Die eigentliche Poverty-Point-Kultur erstreckte sich über ein Gebiet von rund 1800 km². Die Poverty-Point-Anlage war das kulturelle Zentrum und lag auch geografisch zentral. In allen Richtungen außer im Osten, der Flutebene, lagen auf der Marçon Ridge im Umkreis von etwa vier bis sechs Kilometern mehrere kleine Siedlungen, die den Kern der Kultur bildeten. Weitere kleine Siedlungen und dutzende Wohnplätze lassen sich in Entfernungen bis etwa 33 km nachweisen. Sie werden als Peripherie angesehen, die den Kern mit Lebensmitteln versorgte. Entlang der Marçon Ridge und vereinzelt auch in den Sümpfen westlich davon wurden weitere Siedlungen gefunden, die der Poverty-Point-Kultur zugerechnet werden. Ihre Entfernung zum Zentrum betrug mehrere Tagesreisen, sie waren sehr unterschiedlich stark an das Zentrum gebunden. Gemeinsamkeiten und Unterschiede existieren bei Materialien, Werkzeugformen und Stilen im künstlerischen Ausdruck.[11]

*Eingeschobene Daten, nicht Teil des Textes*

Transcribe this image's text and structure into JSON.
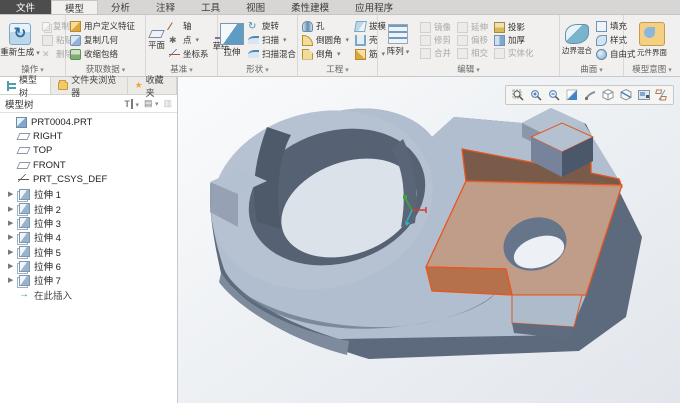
{
  "menu": {
    "tabs": [
      "文件",
      "模型",
      "分析",
      "注释",
      "工具",
      "视图",
      "柔性建模",
      "应用程序"
    ],
    "active_tab": "模型"
  },
  "ribbon": {
    "groups": [
      {
        "label": "操作",
        "items": [
          "重新生成",
          "复制",
          "粘贴",
          "删除"
        ]
      },
      {
        "label": "获取数据",
        "items": [
          "用户定义特征",
          "复制几何",
          "收缩包络"
        ]
      },
      {
        "label": "基准",
        "items": [
          "平面",
          "轴",
          "点",
          "坐标系",
          "草绘"
        ]
      },
      {
        "label": "形状",
        "items": [
          "拉伸",
          "旋转",
          "扫描",
          "扫描混合"
        ]
      },
      {
        "label": "工程",
        "items": [
          "孔",
          "倒圆角",
          "倒角",
          "拔模",
          "壳",
          "筋"
        ]
      },
      {
        "label": "编辑",
        "items": [
          "阵列",
          "镜像",
          "延伸",
          "投影",
          "修剪",
          "偏移",
          "加厚",
          "合并",
          "相交",
          "实体化"
        ]
      },
      {
        "label": "曲面",
        "items": [
          "边界混合",
          "填充",
          "样式",
          "自由式"
        ]
      },
      {
        "label": "模型意图",
        "items": [
          "元件界面"
        ]
      }
    ]
  },
  "tree_panel": {
    "tabs": [
      "模型树",
      "文件夹浏览器",
      "收藏夹"
    ],
    "active_tab": "模型树",
    "header": "模型树",
    "items": [
      {
        "label": "PRT0004.PRT",
        "icon": "part-icon",
        "expandable": false
      },
      {
        "label": "RIGHT",
        "icon": "datum-plane-icon",
        "expandable": false
      },
      {
        "label": "TOP",
        "icon": "datum-plane-icon",
        "expandable": false
      },
      {
        "label": "FRONT",
        "icon": "datum-plane-icon",
        "expandable": false
      },
      {
        "label": "PRT_CSYS_DEF",
        "icon": "csys-icon",
        "expandable": false
      },
      {
        "label": "拉伸 1",
        "icon": "extrude-icon",
        "expandable": true
      },
      {
        "label": "拉伸 2",
        "icon": "extrude-icon",
        "expandable": true
      },
      {
        "label": "拉伸 3",
        "icon": "extrude-icon",
        "expandable": true
      },
      {
        "label": "拉伸 4",
        "icon": "extrude-icon",
        "expandable": true
      },
      {
        "label": "拉伸 5",
        "icon": "extrude-icon",
        "expandable": true
      },
      {
        "label": "拉伸 6",
        "icon": "extrude-icon",
        "expandable": true
      },
      {
        "label": "拉伸 7",
        "icon": "extrude-icon",
        "expandable": true
      },
      {
        "label": "在此插入",
        "icon": "insert-here-icon",
        "expandable": false
      }
    ]
  },
  "viewport": {
    "toolbar_icons": [
      "refit",
      "zoom-in",
      "zoom-out",
      "repaint",
      "spin-center",
      "display-style",
      "section-view",
      "view-manager",
      "datum-display-filters"
    ],
    "model": {
      "part_name": "PRT0004.PRT",
      "selected_feature": "拉伸 (选定)",
      "colors": {
        "body_top": "#b1becf",
        "body_side": "#5d6a7d",
        "selection_edge": "#e8551e",
        "selection_face": "#c09a82",
        "selection_face_dark": "#7a5a49",
        "background": "#e9ecef"
      }
    }
  }
}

Die Kultur strahlte weit über dieses Gebiet hinaus: Entsprechende Funde wurden gleichermaßen an der Yazoo site in der östlichen Flutebene des Mississippis gemacht, wie in Grand Marais am Mittellauf des Ouachita Rivers. Ein Mound mit Poverty-Point-Bezug, allerdings wesentlich kleiner als im Kerngebiet, wurde in Catahoula am Unterlauf des Ouachita erkannt.[10] Gut erforscht ist die Claiborne site an der Küste des Golf von Mexico östlich des heutigen New Orleans.[28] Als entfernteste Region mit Povery-Point-Einfluss gilt der Elliot’s Point Complex an der Nordwest-Küste Floridas. Er besteht aus über 90 einzelnen Fundorten[29] im Florida Panhandle, die durch exotisches Gestein und Koch-Bällchen aus Ton sowie charakteristische Siedlungsstrukturen dem Poverty-Point-Kulturraum zugeordnet werden. Allerdings sind dort die Nachweise der Steinbearbeitung weit seltener als im Kerngebiet der Kultur und in den Küstengebieten liegen die Fundorte an shell middens statt Mounds.[30]

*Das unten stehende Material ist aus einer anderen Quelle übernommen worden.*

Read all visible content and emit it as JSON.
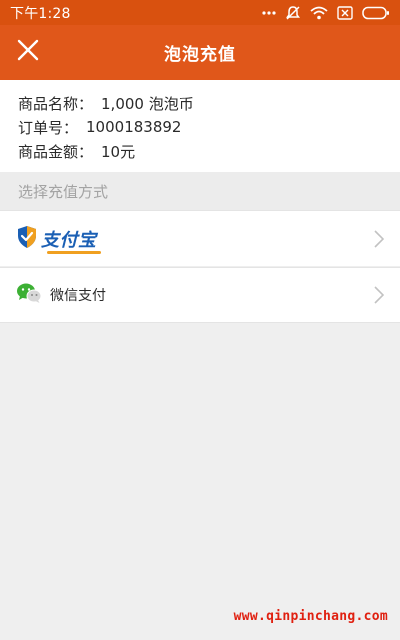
{
  "status_bar": {
    "time": "下午1:28",
    "icons": [
      "dots-icon",
      "muted-icon",
      "wifi-icon",
      "sim-icon",
      "battery-icon"
    ]
  },
  "header": {
    "title": "泡泡充值",
    "close_icon": "close-icon"
  },
  "order": {
    "rows": [
      {
        "label": "商品名称：",
        "value": "1,000 泡泡币"
      },
      {
        "label": "订单号：",
        "value": "1000183892"
      },
      {
        "label": "商品金额：",
        "value": "10元"
      }
    ]
  },
  "payment": {
    "section_title": "选择充值方式",
    "options": [
      {
        "id": "alipay",
        "label": "支付宝",
        "icon": "alipay-shield-icon"
      },
      {
        "id": "wechat",
        "label": "微信支付",
        "icon": "wechat-icon"
      }
    ]
  },
  "watermark": "www.qinpinchang.com",
  "colors": {
    "header": "#e0571a",
    "status_bar": "#d9510f",
    "alipay_blue": "#1a5fb4",
    "wechat_green": "#3cb034",
    "watermark_red": "#e02010"
  }
}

Motivation und Austausch von Gütern

Es gibt verschiedene Theorien, wie die Erbauer von Poverty Point den Bezug der Gesteine von weit entfernten Fundorten organisierten und motivierten. Jon Gibson diskutiert den Austausch mit Handelsgütern, die keine archäologischen Spuren hinterlassen haben, wie Salz und Federn des Nashornpelikans, die als Schmuck und zu zeremoniellen Zwecken verwendet worden sein könnten. Er verwirft dies jedoch und nimmt an, dass alle Bewohner des Südostens Nordamerikas im Einzugsgebiet des Mississippis und darüber hinaus das Projekt Poverty Point unterstützen wollten. Die Gegenleistung für den Bezug der Steine war die Errichtung der Anlage, die durch ihre Form und Ausrichtung eine globale Harmonie der Welt herstellen sollte. Er glaubt, die zentrale Motivation der Lieferungen sei die „Macht der Güte“ gewesen.[11] Allgemeinere Deutungsansätze sprechen davon, dass Poverty Points Einfluss „in symbolischer Macht begründet lag, nicht in der Ausweitung von wirtschaftlicher oder politischer Macht.“[10]

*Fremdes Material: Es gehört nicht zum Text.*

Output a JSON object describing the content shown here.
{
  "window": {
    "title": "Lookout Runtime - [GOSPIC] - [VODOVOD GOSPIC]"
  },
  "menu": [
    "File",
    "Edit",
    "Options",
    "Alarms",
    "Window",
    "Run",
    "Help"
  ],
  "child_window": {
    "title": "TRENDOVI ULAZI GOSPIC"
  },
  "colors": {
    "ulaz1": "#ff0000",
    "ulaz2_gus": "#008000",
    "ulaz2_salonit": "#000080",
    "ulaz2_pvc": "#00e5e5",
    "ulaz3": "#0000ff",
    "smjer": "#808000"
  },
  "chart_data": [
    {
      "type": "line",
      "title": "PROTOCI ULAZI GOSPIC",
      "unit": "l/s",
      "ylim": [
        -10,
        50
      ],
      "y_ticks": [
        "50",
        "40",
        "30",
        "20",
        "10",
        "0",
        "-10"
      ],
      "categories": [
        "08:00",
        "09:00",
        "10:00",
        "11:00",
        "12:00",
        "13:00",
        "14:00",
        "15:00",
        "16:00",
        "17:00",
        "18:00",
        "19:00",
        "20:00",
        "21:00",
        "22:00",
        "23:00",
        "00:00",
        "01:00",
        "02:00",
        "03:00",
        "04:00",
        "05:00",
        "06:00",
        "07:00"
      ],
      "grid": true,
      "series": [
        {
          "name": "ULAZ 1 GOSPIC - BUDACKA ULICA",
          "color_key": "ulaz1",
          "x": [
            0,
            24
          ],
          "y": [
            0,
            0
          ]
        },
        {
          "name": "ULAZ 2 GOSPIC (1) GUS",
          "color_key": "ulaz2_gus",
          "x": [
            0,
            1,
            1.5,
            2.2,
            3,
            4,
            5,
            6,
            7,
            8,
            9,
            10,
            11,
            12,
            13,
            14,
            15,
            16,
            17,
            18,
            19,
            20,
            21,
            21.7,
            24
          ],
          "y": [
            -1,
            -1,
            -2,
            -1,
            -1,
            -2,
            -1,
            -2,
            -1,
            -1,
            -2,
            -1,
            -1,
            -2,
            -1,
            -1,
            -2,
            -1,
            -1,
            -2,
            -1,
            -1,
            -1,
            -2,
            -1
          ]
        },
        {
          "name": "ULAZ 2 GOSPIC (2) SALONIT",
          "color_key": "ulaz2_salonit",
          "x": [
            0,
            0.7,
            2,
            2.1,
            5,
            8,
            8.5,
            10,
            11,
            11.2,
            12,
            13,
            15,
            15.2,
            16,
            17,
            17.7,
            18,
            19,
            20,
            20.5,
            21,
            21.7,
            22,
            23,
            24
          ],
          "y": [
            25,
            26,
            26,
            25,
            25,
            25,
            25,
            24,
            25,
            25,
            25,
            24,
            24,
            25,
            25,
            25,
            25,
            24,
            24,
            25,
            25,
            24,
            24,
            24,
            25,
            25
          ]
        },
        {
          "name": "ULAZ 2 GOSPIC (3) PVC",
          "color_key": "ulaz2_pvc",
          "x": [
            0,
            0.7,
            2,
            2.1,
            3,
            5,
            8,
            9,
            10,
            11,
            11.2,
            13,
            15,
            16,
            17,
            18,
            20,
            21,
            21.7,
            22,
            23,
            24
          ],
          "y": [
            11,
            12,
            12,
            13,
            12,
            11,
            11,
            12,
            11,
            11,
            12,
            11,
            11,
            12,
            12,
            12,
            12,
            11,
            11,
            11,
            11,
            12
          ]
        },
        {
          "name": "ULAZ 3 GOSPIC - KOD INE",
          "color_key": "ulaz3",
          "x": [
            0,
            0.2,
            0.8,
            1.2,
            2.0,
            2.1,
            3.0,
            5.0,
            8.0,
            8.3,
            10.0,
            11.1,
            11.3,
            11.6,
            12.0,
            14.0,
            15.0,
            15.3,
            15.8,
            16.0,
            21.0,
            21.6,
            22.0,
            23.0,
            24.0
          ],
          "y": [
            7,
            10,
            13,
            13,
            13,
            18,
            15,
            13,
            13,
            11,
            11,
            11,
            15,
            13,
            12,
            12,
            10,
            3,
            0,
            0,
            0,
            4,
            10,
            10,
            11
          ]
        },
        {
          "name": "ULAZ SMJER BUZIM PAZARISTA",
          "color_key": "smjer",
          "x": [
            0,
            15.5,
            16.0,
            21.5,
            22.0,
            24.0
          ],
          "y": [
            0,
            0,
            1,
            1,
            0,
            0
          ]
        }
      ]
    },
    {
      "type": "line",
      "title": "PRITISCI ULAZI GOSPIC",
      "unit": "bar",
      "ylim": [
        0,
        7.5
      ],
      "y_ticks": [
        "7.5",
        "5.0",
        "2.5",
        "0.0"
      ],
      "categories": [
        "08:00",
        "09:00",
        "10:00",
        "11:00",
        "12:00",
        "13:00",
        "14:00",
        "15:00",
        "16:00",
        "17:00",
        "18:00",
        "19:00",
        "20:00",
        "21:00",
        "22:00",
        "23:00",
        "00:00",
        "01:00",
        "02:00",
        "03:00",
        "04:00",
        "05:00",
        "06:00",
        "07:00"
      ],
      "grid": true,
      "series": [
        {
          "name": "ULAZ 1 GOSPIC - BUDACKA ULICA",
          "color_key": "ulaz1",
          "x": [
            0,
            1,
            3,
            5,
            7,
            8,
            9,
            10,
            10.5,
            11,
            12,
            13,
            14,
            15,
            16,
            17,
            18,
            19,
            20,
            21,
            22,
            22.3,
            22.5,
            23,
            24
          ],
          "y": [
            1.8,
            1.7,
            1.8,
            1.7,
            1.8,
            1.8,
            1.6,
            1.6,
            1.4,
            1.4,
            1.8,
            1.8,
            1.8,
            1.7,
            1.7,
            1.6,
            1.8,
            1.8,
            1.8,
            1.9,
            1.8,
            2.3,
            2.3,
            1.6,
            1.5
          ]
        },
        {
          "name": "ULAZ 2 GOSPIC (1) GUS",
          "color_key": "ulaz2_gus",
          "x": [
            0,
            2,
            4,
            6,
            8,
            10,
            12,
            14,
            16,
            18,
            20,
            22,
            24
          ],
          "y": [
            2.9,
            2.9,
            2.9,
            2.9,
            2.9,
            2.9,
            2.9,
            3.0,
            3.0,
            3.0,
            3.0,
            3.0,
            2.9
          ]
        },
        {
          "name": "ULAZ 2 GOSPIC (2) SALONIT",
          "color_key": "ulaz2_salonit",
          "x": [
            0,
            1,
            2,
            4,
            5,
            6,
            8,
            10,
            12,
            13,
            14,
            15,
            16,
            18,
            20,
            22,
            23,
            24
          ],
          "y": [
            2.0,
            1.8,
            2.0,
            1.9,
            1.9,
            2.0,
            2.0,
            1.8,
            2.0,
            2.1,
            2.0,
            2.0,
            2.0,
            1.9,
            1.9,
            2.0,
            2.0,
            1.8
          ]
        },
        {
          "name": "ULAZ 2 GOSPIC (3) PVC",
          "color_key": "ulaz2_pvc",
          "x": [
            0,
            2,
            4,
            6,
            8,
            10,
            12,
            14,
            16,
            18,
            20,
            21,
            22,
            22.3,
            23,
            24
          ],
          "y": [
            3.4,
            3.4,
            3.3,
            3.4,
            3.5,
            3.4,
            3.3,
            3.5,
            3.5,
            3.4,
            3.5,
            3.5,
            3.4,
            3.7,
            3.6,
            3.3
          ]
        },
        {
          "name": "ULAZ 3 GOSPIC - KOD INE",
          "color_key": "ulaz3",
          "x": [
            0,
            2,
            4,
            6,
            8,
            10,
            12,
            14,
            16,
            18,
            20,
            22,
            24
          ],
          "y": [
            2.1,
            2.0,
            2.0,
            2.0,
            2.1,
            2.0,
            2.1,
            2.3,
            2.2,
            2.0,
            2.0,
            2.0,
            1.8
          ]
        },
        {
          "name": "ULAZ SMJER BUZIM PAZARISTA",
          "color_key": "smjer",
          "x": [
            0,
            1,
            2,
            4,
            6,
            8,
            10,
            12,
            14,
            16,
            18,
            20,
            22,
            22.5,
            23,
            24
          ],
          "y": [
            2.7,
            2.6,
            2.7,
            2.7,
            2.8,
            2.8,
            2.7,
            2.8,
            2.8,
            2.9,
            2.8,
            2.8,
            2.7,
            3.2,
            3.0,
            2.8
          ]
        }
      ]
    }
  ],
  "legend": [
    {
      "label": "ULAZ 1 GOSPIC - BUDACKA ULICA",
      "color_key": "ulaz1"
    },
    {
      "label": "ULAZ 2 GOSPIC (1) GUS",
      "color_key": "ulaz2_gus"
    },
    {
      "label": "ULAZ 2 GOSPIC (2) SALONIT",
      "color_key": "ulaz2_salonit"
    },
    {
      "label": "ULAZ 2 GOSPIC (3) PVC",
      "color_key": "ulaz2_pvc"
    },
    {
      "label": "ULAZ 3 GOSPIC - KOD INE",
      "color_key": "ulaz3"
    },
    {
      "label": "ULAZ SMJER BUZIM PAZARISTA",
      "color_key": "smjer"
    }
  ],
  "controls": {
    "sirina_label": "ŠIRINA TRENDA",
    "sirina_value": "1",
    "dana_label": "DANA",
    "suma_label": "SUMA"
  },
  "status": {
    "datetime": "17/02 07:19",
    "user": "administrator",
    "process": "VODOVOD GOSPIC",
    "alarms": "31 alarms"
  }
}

Andere Ansätze sehen Poverty Point als Gemeinschaftsprojekt und Symbol für das Aufeinandertreffen und Zusammenwirken von Vorgängerkulturen, also der im Norden und den Mississippi flussaufwärts gelegenen Kulturen mit den Küstenkulturen im Süden und Südosten. Sie hätten demnach ihre jeweiligen Fähigkeiten in das gemeinsame Vorhaben eingebracht. Analog früheren Kulturen der Archaischen Periode hätten auch die Angehörigen der Poverty-Point-Kultur Reisen zur Initiation in die Gemeinschaft unternommen. Sie hätten jedoch die Entfernungen dieser Fahrten deutlich erweitert und von den realen oder mythischen Orten ihrer Herkunft Materialien mitgebracht.[10]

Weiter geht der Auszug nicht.